Rescuers spent most of Monday night and Tuesday morning rescuing stranded motorists and transients from rain-swollen streets and usually dry riverbeds.

Apple Valley Fire Protection personnel and San Bernardino County's Swift Water Rescue Team worked through the night to rescue a man whose pick-up truck became stuck along Rock Springs Road near Deep Creek Road at about 9:50 p.m. Monday, fire officials said. County officials were also at the scene, Tracey Martinez, spokeswoman for County Fire.

Several attempts to pull the man from the truck he was sitting on had to be scrapped because the water was moving too quickly and it became too dangerous, according to Chief Art Bishop of the AVFPD. Eventually, using a skip loader, he was rescued at about 1:30 a.m. Tuesday morning.

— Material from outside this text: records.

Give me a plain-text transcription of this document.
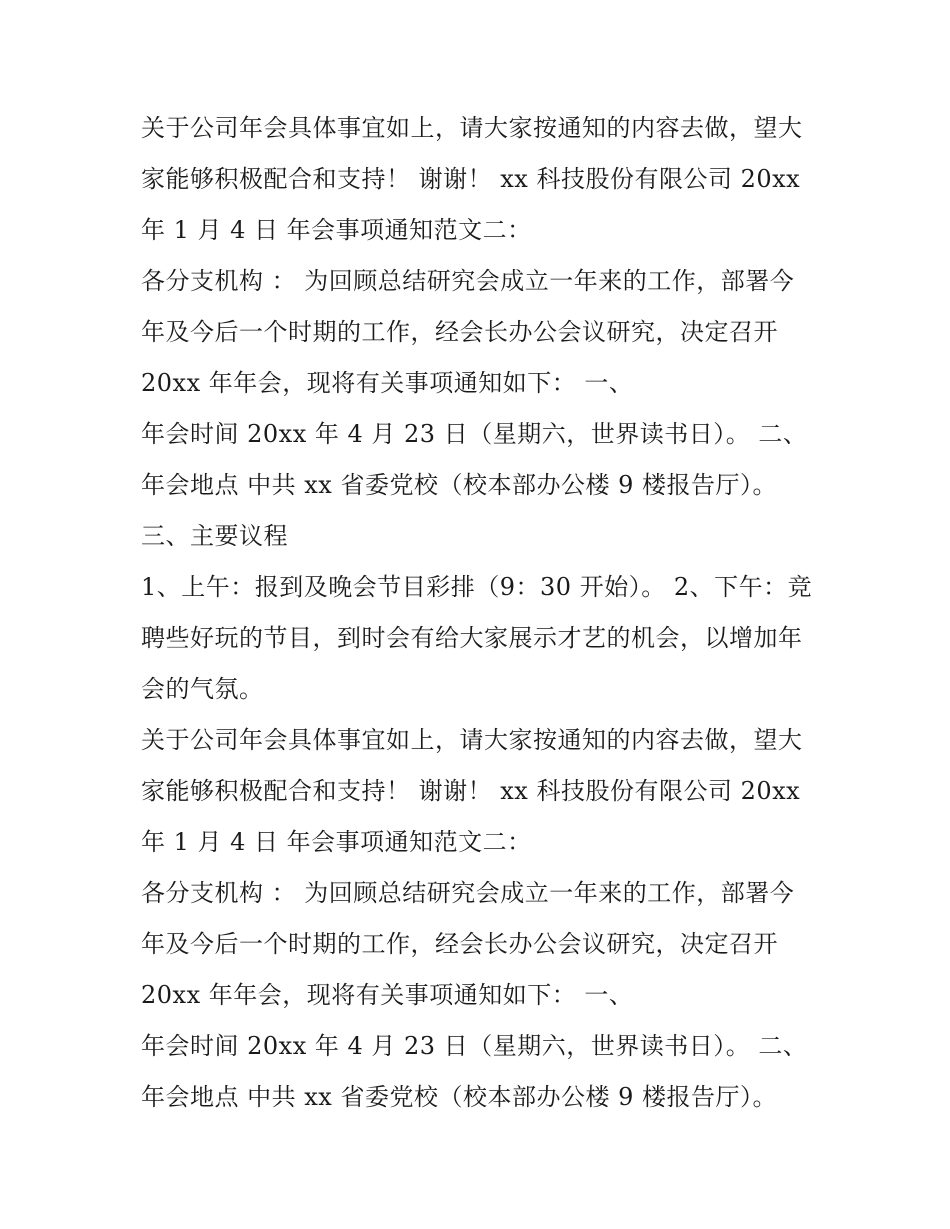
关于公司年会具体事宜如上，请大家按通知的内容去做，望大
家能够积极配合和支持！ 谢谢！ xx 科技股份有限公司 20xx
年 1 月 4 日 年会事项通知范文二：
各分支机构 ： 为回顾总结研究会成立一年来的工作，部署今
年及今后一个时期的工作，经会长办公会议研究，决定召开
20xx 年年会，现将有关事项通知如下： 一、
年会时间 20xx 年 4 月 23 日（星期六，世界读书日）。 二、
年会地点 中共 xx 省委党校（校本部办公楼 9 楼报告厅）。
三、主要议程
1、上午：报到及晚会节目彩排（9：30 开始）。 2、下午：竞
聘些好玩的节目，到时会有给大家展示才艺的机会，以增加年
会的气氛。
关于公司年会具体事宜如上，请大家按通知的内容去做，望大
家能够积极配合和支持！ 谢谢！ xx 科技股份有限公司 20xx
年 1 月 4 日 年会事项通知范文二：
各分支机构 ： 为回顾总结研究会成立一年来的工作，部署今
年及今后一个时期的工作，经会长办公会议研究，决定召开
20xx 年年会，现将有关事项通知如下： 一、
年会时间 20xx 年 4 月 23 日（星期六，世界读书日）。 二、
年会地点 中共 xx 省委党校（校本部办公楼 9 楼报告厅）。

A little more than two hours after the man was pulled from his stranded vehicle, a compact Honda drove through the same area, becoming stuck as well. That man was hoisted to safety by a helicopter a little before 7 a.m., fire officials said.

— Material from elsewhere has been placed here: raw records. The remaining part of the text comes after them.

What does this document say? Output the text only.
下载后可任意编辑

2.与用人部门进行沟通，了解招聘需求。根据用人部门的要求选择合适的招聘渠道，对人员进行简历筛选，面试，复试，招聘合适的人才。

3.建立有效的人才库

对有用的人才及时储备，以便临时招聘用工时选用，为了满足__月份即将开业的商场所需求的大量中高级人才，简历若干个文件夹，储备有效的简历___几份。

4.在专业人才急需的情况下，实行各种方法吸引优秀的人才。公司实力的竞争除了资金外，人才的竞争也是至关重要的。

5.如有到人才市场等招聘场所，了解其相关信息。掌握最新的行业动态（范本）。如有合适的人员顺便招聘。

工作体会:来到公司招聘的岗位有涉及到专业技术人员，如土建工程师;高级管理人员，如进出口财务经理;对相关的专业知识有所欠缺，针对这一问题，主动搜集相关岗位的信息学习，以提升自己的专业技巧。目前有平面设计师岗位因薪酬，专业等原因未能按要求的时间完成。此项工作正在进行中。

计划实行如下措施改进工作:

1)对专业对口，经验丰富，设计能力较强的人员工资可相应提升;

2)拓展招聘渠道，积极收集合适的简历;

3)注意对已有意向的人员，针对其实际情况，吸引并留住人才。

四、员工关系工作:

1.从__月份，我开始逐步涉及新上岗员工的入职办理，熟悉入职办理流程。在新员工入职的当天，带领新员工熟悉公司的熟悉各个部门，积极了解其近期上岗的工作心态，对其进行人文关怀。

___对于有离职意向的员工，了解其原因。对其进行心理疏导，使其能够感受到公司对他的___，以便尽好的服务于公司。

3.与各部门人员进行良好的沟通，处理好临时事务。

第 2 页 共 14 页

"In the Rock Springs [Road] incident, both drivers drove around the barricades to cross the roadway," Martinez said.

In rainy weather, the true danger of driving on wet roads can be masked.

"If there's swift water going through the roadway, turn around. There may not be any road anymore but you can't see it," Martinez cautioned. "There may be large potholes and sinkholes under what appears to be a puddle and a motorists won't know until it's too late."

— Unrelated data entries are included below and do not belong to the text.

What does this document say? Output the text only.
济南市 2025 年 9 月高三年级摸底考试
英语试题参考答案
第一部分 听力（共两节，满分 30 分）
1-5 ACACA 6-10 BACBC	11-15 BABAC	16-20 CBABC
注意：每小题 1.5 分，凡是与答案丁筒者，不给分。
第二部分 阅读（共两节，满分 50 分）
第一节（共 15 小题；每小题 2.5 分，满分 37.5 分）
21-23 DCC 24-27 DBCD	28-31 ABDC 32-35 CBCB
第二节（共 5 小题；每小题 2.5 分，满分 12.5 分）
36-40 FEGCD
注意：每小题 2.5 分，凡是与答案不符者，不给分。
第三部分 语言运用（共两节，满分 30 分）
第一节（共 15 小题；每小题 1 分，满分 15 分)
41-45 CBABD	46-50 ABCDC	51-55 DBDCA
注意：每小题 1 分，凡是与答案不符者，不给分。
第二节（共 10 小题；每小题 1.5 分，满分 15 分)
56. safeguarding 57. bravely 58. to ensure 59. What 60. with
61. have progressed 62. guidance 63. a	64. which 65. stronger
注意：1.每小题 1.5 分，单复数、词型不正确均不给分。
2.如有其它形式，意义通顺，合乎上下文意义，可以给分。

According to Martinez, Deep Creek is about 17 feet deep at one of its deepest points.

"If you see running water, turn around and find another direction," she said. "If your vehicle is caught in the waters, call 911 and stay inside your vehicle. Don't get out of the vehicle and think you can cross rushing water."

More rain is expected to hit the region through Wednesday night, according to the National Weather Service.

According to Bishop, more than 1,000 sandbags have been given away since Monday. The County stations are also offering citizens sandbags to help protect their properties.